(Minghui.org) Majalah Nature baru-baru ini menerbitkan daftar sepuluh ilmuwan paling berpengaruh tahun ini. Salah satunya adalah Profesor Wendy Rogers dari Clinical Ethics di Macquarie University of Australia.

Profesor Rogers mulai memperhatikan etika transplantasi pada tahun 2015 setelah menonton film dokumenter Hard to Believe. Tahun berikutnya, ia menjadi ketua organisasi nirlaba Koalisi Internasional untuk End Transplant Abuse in China (ETAC).

Dia memimpin tim untuk meninjau makalah penelitian yang diterbitkan oleh dokter transplantasi Tiongkok. Dia percaya temuan tim, yang diterbitkan pada bulan Februari 2019, akan mengekang transplantasi organ paksa di Tiongkok.

Nature mengutip bahwa sekelompok pakar internasional telah menarik kesimpulan yang sama dengan Profesor Rogers. Kelompok itu, yang dipimpin oleh Sir Geoffrey Nice, seorang pengacara yang berpengalaman dalam menuntut para penjahat perang, menerbitkan sebuah makalah yang mempertanyakan jumlah transplantasi yang dilaporkan oleh rezim komunis Tiongkok dan menyimpulkan bahwa lebih banyak tahanan hati nurani yang organ-organ vital mereka diambil secara paksa dan bahwa kejahatan tersebut sedang berlangsung.

Di bawah mantan ketua Partai Jiang Zemin, Partai Komunis Tiongkok (PKT) meluncurkan penganiayaan nasional terhadap Falun Gong pada bulan Juli 1999. Partai Komunis Tiongkok mendirikan Kantor 610, sebuah lembaga di luar kerangka hukum yang satu-satunya fungsi adalah untuk memberantas Falun Gong, di bawah arahan untuk “merusak reputasi [praktisi], bangkrutkan secara finansial, dan hancurkan fisiknya.”

Sejak itu, lebih dari 4.300 praktisi dipastikan telah meninggal akibat langsung dari penganiayaan, dan jumlah yang tidak terhitung dipenjara, disiksa, menjadi sasaran cuci otak dan kerja paksa, dan bahkan organ mereka diambil dan dijual untuk transplantasi.

Rezim komunis menggunakan semua agen negara untuk menganiaya Falun Gong dan menerapkan kebijakan "[menghitung] semua kematian praktisi Falun Gong sebagai bunuh diri" dan "untuk mengkremasi tubuh mereka tanpa mendokumentasikan identitas mereka."

Banyak praktisi yang dipenjara sering menjalani tes darah dan tes fisik lainnya di penjara dan kamp kerja paksa. Pada saat yang sama, sejumlah besar praktisi menghilang.

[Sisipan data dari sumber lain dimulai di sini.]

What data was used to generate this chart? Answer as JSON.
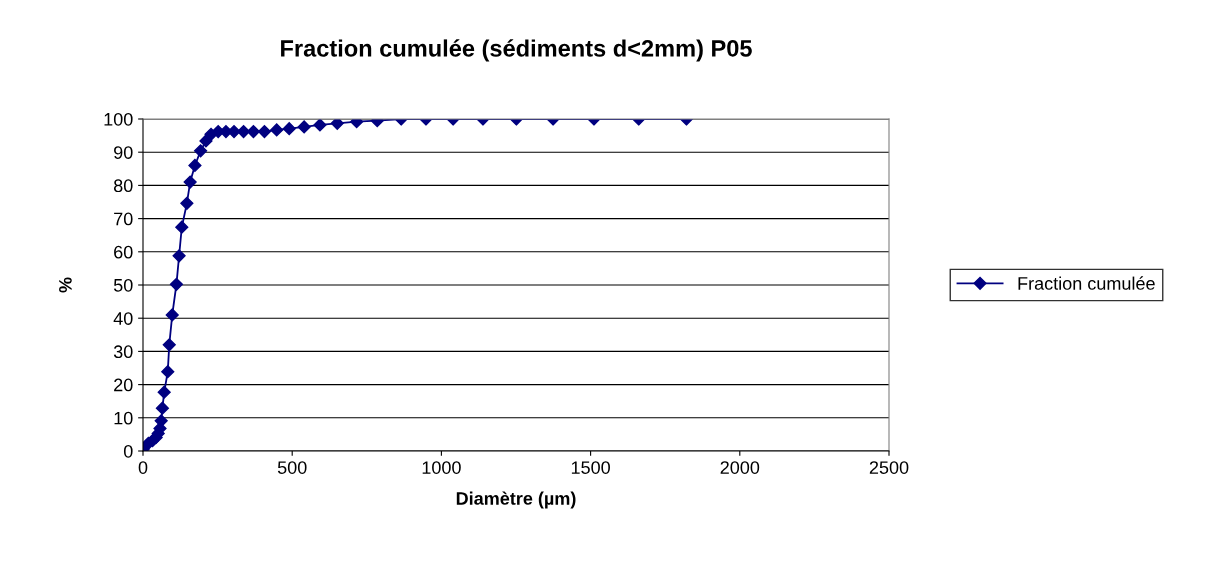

Rezim Komunis selalu membantah mengambil organ dari tahanan hati nurani dan mengklaim telah membentuk sistem donor organ. Namun, majalah Forbes mengutip sebuah artikel dari BMC Medical Ethics yang diterbitkan pada tanggal 16 November 2019, bahwa rezim komunis dengan saksama membuat data palsu dalam the China Organ Transplant Response System (COTRS) untuk menutupi pembunuhan massal.

Semua makalah ini sampai pada kesimpulan yang sama.

Pers internasional pertama kali melaporkan kejahatan pengambilan organ yang direstui negara Tiongkok pada awal bulan Maret 2006. Menurut laporan, lebih dari 36 kamp konsentrasi, termasuk Sujiatun, secara paksa mengambil organ dari praktisi Falun Gong yang masih hidup.

Pada bulan Februari 2012, mantan kepala polisi Kota Chongqing Wang Lijun meminta suaka di Konsulat A.S. di Chongqing. Dia menyerahkan beberapa dokumen, termasuk kemungkinan bukti kejahatan pengambilan organ, kepada pemerintah A.S.

Pengacara hak asasi manusia Kanada David Matas menyebut pengambilan organ secara paksa sebagai "kejahatan yang belum pernah terjadi sebelumnya di planet ini." Anggota Parlemen Kanada Borys Wrzesnewskyj juga menggambarkannya sebagai "kejahatan paling gelap di zaman ini."

Selain mengecam rezim Tiongkok, beberapa negara telah menetapkan undang-undang untuk mencegah warganya menerima transplantasi organ ilegal di Tiongkok, termasuk Israel, Spanyol, Italia, Norwegia, Belgia, dan Taiwan.